Más adelante don Cucho dice que dejó el despacho convencido de que los días de Trujillo estaban contados. Dice: «El imperio más grande del mundo le había retirado su confianza. Era un proscrito sentenciado a muerte».

Algunos creen que el propio Trujillo también estaba convencido de eso. Euclídes Gutiérrez Félix dice: «Es una realidad evidente que para ese momento que relata Virgilio Alvarez Pina en sus memorias, Trujillo estaba convencido que sus días finales estaban contados».
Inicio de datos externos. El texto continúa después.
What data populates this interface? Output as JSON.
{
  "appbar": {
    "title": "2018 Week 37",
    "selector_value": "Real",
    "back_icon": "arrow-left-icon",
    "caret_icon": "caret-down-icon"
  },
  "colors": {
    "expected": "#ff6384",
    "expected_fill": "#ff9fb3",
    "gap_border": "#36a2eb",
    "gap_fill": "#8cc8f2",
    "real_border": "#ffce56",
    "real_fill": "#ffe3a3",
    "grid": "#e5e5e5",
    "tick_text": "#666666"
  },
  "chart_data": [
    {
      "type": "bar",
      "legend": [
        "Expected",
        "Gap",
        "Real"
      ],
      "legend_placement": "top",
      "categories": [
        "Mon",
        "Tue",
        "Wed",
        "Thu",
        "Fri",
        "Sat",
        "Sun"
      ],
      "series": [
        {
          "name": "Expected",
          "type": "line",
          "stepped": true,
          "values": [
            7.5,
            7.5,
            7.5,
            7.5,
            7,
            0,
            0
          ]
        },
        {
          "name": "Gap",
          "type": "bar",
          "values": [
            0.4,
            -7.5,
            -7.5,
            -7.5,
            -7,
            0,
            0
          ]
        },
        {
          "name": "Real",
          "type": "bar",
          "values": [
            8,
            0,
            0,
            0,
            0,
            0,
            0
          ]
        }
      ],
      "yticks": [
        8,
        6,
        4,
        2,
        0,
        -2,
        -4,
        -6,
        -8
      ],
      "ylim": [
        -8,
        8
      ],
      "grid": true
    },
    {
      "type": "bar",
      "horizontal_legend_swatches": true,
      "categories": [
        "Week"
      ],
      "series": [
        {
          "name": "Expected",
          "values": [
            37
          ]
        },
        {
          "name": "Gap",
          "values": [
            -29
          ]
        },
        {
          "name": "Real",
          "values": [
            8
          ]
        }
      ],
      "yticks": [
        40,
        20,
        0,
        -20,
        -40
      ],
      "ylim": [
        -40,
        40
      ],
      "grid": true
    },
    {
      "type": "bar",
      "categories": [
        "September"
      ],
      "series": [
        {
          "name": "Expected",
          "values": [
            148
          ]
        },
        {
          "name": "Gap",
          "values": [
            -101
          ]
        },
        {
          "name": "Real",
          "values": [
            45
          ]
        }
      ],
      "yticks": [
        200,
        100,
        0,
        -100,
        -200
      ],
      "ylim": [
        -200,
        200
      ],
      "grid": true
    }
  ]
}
En enero de 1961, su yerno Luis José León Estévez, le dijo a Trujillo que debía ser el próximo presidente, y éste le contestó: «Lo único que me llama es la tumba». En ese período, Ramfis le pidió que le permitiera ponerle una escolta para sus viajes nocturnos a Fundación. Su respuesta fue: «Cuando no pueda ir solo a Fundación, prefiero la muerte». En otra ocasión, a bordo del yate Angelita en las costas de Barahona, le manifestó a sus amigos Paíno Pichardo y Cucho Álvarez: «Voy a dejarles pronto. Y a una de sus amantes le dijo: «Tal vez sea el de ésta noche nuestro último encuentro».
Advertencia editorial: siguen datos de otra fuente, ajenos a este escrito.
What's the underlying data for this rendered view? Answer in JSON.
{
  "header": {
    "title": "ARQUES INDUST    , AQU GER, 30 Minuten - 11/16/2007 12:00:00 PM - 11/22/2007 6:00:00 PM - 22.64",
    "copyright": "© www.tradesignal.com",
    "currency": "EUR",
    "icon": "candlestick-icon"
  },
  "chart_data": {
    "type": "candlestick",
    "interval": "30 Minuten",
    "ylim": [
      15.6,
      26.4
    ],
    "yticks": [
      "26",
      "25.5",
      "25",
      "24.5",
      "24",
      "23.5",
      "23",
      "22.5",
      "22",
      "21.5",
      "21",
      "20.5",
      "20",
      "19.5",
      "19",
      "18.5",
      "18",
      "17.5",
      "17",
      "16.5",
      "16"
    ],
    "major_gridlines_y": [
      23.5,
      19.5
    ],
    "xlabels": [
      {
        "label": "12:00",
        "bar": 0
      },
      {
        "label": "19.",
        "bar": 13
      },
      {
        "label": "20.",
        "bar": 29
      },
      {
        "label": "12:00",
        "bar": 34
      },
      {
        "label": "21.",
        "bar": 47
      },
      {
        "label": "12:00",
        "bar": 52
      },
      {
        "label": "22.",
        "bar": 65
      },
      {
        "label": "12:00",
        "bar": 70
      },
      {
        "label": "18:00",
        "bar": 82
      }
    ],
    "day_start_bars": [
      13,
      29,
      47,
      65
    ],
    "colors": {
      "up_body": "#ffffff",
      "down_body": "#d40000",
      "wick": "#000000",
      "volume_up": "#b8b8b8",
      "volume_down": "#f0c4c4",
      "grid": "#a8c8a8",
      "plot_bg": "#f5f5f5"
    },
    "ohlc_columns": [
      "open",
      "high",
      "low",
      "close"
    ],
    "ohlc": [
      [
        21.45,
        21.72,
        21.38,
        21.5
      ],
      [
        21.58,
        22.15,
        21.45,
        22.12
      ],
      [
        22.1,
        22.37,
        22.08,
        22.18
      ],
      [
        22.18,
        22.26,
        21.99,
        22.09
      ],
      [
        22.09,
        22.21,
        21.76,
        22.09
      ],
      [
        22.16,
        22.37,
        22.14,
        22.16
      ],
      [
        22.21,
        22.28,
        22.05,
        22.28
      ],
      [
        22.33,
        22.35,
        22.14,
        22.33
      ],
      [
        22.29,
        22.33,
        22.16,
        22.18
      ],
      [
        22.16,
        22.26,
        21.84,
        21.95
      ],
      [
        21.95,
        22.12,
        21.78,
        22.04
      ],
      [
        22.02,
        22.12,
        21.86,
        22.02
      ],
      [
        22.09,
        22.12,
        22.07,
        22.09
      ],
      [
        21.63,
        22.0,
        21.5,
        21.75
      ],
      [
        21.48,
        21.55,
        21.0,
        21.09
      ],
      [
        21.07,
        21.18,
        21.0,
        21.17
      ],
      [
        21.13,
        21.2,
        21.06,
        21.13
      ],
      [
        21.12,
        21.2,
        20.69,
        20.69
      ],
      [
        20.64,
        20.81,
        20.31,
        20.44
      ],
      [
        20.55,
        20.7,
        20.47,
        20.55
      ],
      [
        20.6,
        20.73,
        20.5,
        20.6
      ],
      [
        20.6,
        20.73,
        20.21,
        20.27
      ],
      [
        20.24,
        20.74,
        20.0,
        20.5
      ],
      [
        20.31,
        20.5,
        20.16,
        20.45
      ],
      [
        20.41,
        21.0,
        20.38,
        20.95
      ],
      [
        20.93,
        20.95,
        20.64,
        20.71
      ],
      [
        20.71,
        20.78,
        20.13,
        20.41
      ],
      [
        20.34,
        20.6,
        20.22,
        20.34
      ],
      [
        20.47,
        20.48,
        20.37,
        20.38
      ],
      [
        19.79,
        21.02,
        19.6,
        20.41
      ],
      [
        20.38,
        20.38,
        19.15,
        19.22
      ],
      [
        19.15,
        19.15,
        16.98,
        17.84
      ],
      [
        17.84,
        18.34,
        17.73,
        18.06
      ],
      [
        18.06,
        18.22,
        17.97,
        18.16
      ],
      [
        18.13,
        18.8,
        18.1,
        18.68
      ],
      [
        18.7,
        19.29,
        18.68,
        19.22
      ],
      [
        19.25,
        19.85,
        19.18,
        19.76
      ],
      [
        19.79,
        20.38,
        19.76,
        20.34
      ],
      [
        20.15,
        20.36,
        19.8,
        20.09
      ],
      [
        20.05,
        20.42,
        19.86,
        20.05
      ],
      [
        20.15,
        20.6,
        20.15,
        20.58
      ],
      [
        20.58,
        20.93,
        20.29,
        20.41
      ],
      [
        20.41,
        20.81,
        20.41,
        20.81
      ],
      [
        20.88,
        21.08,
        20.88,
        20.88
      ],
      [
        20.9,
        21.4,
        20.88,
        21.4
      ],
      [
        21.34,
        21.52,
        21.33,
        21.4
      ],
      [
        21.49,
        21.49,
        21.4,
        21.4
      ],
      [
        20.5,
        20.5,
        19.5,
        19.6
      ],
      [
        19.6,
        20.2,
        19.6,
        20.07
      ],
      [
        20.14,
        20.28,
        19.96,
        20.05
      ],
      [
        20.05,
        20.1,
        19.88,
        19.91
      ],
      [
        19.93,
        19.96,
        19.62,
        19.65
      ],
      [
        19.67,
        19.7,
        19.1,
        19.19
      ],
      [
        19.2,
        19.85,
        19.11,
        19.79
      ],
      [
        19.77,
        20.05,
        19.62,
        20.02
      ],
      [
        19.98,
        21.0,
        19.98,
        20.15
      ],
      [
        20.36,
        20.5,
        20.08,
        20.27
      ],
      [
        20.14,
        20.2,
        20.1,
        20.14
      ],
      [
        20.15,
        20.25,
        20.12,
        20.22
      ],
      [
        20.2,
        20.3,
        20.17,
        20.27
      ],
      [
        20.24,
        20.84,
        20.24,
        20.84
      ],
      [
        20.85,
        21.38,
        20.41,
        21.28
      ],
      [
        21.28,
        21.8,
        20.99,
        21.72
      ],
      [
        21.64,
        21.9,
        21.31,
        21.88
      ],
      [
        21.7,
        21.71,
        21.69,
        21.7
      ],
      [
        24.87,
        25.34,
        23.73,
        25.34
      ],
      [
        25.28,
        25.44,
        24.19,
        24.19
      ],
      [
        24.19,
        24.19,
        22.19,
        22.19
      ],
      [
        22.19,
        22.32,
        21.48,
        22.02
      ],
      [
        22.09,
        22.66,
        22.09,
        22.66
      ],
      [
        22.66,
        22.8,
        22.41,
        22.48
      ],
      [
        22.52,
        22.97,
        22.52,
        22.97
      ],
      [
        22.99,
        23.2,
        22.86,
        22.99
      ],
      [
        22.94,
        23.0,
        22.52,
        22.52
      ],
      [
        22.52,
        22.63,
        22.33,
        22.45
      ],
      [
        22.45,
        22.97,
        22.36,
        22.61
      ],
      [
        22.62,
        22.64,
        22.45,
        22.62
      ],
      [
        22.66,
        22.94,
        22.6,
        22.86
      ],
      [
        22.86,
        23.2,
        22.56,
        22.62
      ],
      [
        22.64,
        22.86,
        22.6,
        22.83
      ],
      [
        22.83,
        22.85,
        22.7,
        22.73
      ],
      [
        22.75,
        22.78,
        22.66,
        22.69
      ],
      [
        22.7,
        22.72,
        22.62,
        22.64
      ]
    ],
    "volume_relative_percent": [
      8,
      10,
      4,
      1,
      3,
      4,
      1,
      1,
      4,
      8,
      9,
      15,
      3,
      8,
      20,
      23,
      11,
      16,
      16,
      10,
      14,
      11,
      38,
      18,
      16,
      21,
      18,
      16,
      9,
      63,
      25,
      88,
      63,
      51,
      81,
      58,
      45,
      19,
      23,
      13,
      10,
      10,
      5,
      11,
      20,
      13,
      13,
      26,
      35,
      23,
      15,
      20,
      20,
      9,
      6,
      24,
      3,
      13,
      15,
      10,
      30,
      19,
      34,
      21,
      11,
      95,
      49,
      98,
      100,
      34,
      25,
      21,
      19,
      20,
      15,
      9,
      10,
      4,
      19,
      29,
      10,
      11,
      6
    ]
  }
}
No sé si Trujillo entendía, como dice Euclídes Gutiérrez, que sus días estaban contados, o como dicen otros, que él iba buscando la muerte. Lo que sí el Jefe sabía, con claridad, era que el imperio del norte, quería sacarlo del poder, y también sabía los nombres de algunos cabecillas que en el país conspiraban para matarlo, y no se cuidó. Johnny Abbes le había suministrado una lista con sus nombres. Pero él lo que hizo fue tirarla en el escritorio y decirle a Abbes que si vuelve a hablarle de eso lo mandaría a fusilar. ¿Por qué Trujillo, que era muy chivo, no atendió las advertencias de Johnny? ¿Será que la interpretó como intrigas y chismes de Johnny para dañar a algunos amigos como los hermanos Juan Tomás y Modesto Díaz? ¿Por qué no tomó medidas sabiendo que los gringos conspiraban en su contra, y conociendo bien que ese imperio no juega cuando quiere salir de alguien? ¿Por qué no permitió que Ramfis le pusiera escoltas en sus viajes para Fundación y siguió andando, sobre todo de noche, solo con su chófer? ¿Era que la muerte andaba buscándolo o él andaba buscando la muerte?

Bueno, esas interrogantes son de esas cosas misteriosas que nunca sabremos descifrar a ciencia cierta. La verdadera razón de ese comportamiento, que le costó finalmente la vida la noche del 30 de mayo de 1961, cuando algunos de los que figuraban en la lista suministrada por Johnny Abbes, lo reventaron a tiros, se la llevó con él a la tumba.